The trio was spotted by festival organizers at another event earlier this year.
“We went to Memphis earlier this year to play at the Folk Alliance and quite a lot of Canadian festivals were lurking about, and Canmore was one of the good ones,” she said. “We were very excited when they offered us a spot.
“We love going someplace we’ve never been before, and the festival’s got a really awesome reputation. I’m just really excited about it.
“It’ll be great to hear all the rest of the music and the Canadian music scene’s got a really good reputation and I’m excited to come to one of your festivals.”
The trio’s music is a real mix, said Burgess.
“We’re Australian roots music – there’s a real sound that’s a mixture of folk and roots and blues and acoustic stuff,” she explained. “It’s got an Australian sound to it, and we’re all about the harmonies and well-paced melodies, and we love to all sing together, but with a less traditional style. It’s got that modern folk rock style.”
While Burgess begins the writing for most of the music, the band then collaborates to create the finished product.
“I mostly write all the music, and then we get together and we play and all arrange stuff,” she said. “They’re quite vocal about where they think things should go and what they should sound like and in that way it’s a bit of a collaboration between us. But I generally come with the bones of a song and say ‘here it is’ and they get to work.”

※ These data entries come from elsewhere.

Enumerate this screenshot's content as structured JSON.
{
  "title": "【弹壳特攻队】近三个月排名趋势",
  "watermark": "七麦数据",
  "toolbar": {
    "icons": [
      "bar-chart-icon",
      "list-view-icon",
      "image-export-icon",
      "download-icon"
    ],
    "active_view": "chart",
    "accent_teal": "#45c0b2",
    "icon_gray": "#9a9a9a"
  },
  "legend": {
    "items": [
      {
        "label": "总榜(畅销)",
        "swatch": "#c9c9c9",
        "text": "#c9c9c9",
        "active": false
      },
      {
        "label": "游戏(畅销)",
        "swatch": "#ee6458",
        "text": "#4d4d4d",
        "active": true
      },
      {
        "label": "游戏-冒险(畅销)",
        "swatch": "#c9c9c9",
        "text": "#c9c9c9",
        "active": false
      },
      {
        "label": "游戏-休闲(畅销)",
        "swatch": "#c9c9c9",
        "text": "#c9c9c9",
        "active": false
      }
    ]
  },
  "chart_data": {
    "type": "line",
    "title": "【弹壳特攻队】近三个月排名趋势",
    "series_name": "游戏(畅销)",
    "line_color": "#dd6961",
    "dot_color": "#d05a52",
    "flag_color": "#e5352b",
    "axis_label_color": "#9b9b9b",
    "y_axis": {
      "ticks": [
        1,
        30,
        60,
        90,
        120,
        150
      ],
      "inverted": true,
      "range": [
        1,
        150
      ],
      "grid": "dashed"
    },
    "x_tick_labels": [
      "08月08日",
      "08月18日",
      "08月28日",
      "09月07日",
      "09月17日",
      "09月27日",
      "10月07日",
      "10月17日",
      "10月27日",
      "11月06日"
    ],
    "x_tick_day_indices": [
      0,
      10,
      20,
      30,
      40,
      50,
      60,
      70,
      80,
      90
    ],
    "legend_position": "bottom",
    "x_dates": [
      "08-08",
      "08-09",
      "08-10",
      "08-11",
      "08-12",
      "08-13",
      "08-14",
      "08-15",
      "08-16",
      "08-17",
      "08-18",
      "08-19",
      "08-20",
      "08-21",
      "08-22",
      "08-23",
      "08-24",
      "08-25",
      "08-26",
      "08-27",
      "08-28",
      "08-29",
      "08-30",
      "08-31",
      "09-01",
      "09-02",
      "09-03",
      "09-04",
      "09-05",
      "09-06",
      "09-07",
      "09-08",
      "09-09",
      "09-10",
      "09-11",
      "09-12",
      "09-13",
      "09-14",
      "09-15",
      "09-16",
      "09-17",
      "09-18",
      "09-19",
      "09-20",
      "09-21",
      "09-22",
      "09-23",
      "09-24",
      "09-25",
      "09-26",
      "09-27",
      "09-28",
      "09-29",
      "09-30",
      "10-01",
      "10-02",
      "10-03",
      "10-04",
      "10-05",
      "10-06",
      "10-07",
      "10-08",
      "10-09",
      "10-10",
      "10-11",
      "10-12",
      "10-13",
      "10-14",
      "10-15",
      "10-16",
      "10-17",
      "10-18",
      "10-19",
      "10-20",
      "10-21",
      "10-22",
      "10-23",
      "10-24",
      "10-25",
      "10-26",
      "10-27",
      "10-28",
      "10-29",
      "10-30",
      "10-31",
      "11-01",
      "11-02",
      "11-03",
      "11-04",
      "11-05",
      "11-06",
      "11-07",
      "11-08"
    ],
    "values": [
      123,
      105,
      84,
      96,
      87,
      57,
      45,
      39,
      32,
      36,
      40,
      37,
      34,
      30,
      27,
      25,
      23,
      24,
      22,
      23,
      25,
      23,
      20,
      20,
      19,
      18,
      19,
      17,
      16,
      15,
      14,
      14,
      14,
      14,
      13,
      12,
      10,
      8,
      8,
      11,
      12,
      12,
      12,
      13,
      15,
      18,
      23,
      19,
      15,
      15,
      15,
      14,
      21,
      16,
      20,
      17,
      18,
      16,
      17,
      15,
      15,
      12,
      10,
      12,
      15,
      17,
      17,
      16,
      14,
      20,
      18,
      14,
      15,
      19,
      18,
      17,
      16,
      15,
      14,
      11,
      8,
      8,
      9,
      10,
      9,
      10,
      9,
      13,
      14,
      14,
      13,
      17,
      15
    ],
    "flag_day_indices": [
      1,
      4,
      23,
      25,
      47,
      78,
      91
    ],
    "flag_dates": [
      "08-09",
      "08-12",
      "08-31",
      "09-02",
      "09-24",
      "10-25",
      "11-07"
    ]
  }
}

The songs tend to be about emotions, explained Burgess.
“In general, I sing about little emotional moments that flare up in me and create a song. Sometimes, songwriting gives me perspective on my life,” she said. “I might be feeling a particular emotion about something – happiness or love – and I use the songwriting to give me some kind of broader perspective.
“I love storytelling songs, but I’ve never been particularly good at writing them. I think there’s an element of that that creeps into my music. I like to feel each song has its own little story.”
The band’s newest album, Before I Set Sail, was released in March.
“I’m really excited about this album, it’s a collection of songs that I’ve written over the last year,” said Burgess. “We went into the studio and it all popped out really quickly. It’s got a sound that really reflects how we sound when we play together live – it’s a studio album, but it sounds like us.
“I’ve made albums in the past where it doesn’t translate so well, where the live show doesn’t match the album, and for me I was really excited to make an album that sounded like us.”
Burgess’ bandmates are Sam Lohs and Tim Bennett.
“Sam plays the drums, but it’s not a traditional drum kit, she’s got a stomp box that we made ourselves and a bunch of cymbals and a snare,” said Burgess. “Tim plays electric bass, and I think he’s definitely the best I’ve ever seen in my life. He’s got a very unique style – he’s a left hander – and he’s all over it like you wouldn’t believe.
“We get along very well, we share similar values, and we travel well together, so it’s a great mix.”
When it comes to folk music, the genre is music of the people, she said.
“The idea of what folk music is has changed a lot,” said Burgess. “One thing I’ve certainly seen is folk festivals are putting on a much broader range of music – it’s not just traditional fiddles and guitars – those instruments are still there, but there’s a lot of interpretation.
“Folk music just means music of the people, where you’ll see anything from hip-hop to traditional folk music, because it’s about what the people are playing right now.
“It’s a general feeling, where you’re getting a sense of a life and a story and a people. We stretch the borders on traditional folk music, but we fit well.”
In addition to playing Canmore, the Rosie Burgess Trio will participate in several U.S. festivals this summer. To find out more, visit rosieburgess.com
The trio play the festival Sunday (Aug. 5) and will share the stage with Ray Bonneville and Gurf Morlix, Mike Farris, George Kahumoku Jr., Ian Tyson and Elage Diouf.